Imagine a division manager of a large firm. An underperforming division of a large firm. Shareholders have started questioning whether the manager is the right fit for the job. But plot twist: The division head went to college with the CEO. Will that relationship matter in terms of job security?
Yes, according to new research, it seems to matter quite a bit. In “Protecting Your Friends: The Role of Connections in Division Manager Careers,” published in March in the Journal of Financial and Quantitative Analysis, Culverhouse’s Dr. Joshua R. Pierce along with collaborators Charles J. Haddock (University of Pittsburgh), Jing Huang (Ernst & Young), and Paul Obermann (Idaho State University) investigated the role of relationships with the CEO in career outcomes of division managers.

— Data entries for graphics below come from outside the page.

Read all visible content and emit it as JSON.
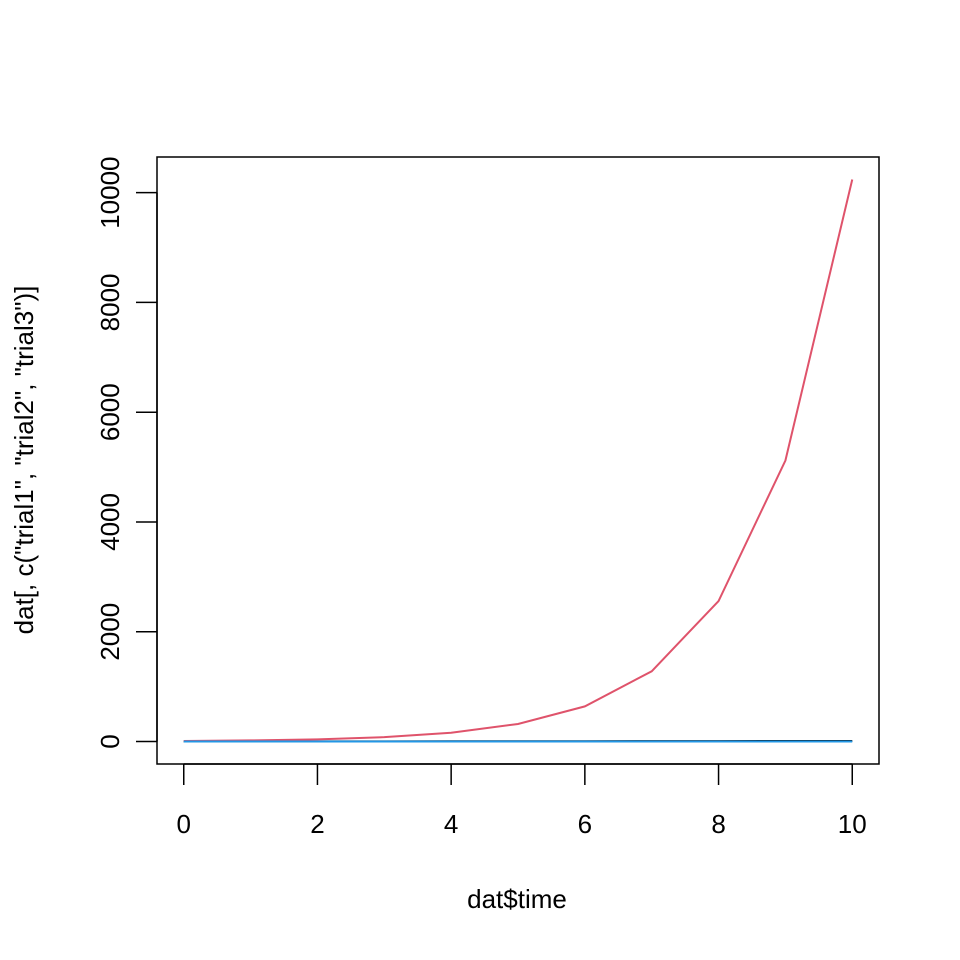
{
  "chart_data": {
    "type": "line",
    "xlabel": "dat$time",
    "ylabel": "dat[, c(\"trial1\", \"trial2\", \"trial3\")]",
    "x": [
      0,
      1,
      2,
      3,
      4,
      5,
      6,
      7,
      8,
      9,
      10
    ],
    "series": [
      {
        "color": "#000000",
        "values": [
          0,
          1,
          2,
          3,
          4,
          5,
          6,
          7,
          8,
          9,
          10
        ]
      },
      {
        "color": "#DF536B",
        "values": [
          10,
          20,
          40,
          80,
          160,
          320,
          640,
          1280,
          2560,
          5120,
          10240
        ]
      },
      {
        "color": "#2297E6",
        "values": [
          0,
          0,
          0,
          0,
          0,
          0,
          0,
          0,
          0,
          0,
          0
        ]
      }
    ],
    "xlim": [
      -0.4,
      10.4
    ],
    "xticks": [
      0,
      2,
      4,
      6,
      8,
      10
    ],
    "ylim": [
      -409.6,
      10649.6
    ],
    "yticks": [
      0,
      2000,
      4000,
      6000,
      8000,
      10000
    ]
  }
}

They found that managers who are connected to the CEO by having a school, former place of work, or other social connection in common are much less likely than others to leave the firm — around 40 percent less likely. They are also much more likely to be promoted, at about double the rate of non-CEO-connected managers. Additionally, connected managers in peripheral segments tend to enjoy more CEO protection. This may be because the CEO knows less about the manager’s segment and is less able to monitor it, and is more likely to give them the benefit of the doubt when performance is in question.
Bottom line? In firms with weak governance and incentives, division managers who are connected to the CEO seem to be more protected.
But what is less clear is whether this is good for shareholders.
Even for managers whose units perform poorly, where dismissal might be an expected outcome, the connection to the CEO seems to protect these people from losing their jobs. And not just because CEOs hire their friends and then do not want to fire them. Connected managers tend to enjoy CEO protection whether the CEO hired them or inherited them when taking office.
Do the CEOs know something shareholders don’t? Probably not. While it is tempting to assume that CEOs defend these underperforming managers because of a warranted confidence in their ability to bring their divisions back from adversity, the evidence does not bear this out. Most of the managers do not seem very able to right the ship after bad division performance.
That may be part of the reason that while these connected managers might enjoy the CEO’s favor, the outside world is less charitable. The researchers found that when connected managers are promoted, the market tends to react negatively. They also found that if and when they do leave the firm, these managers are less likely to find employment on the same level or higher than the job they left.
CEO connections seem to matter a great deal for division managers. But the evidence suggests that the CEO can only protect and promote a manager’s career to a certain degree. Within the firm? Yes, absolutely. But outside of the firm, in landing a new and better job after leaving? There, the CEO’s reach seems to end.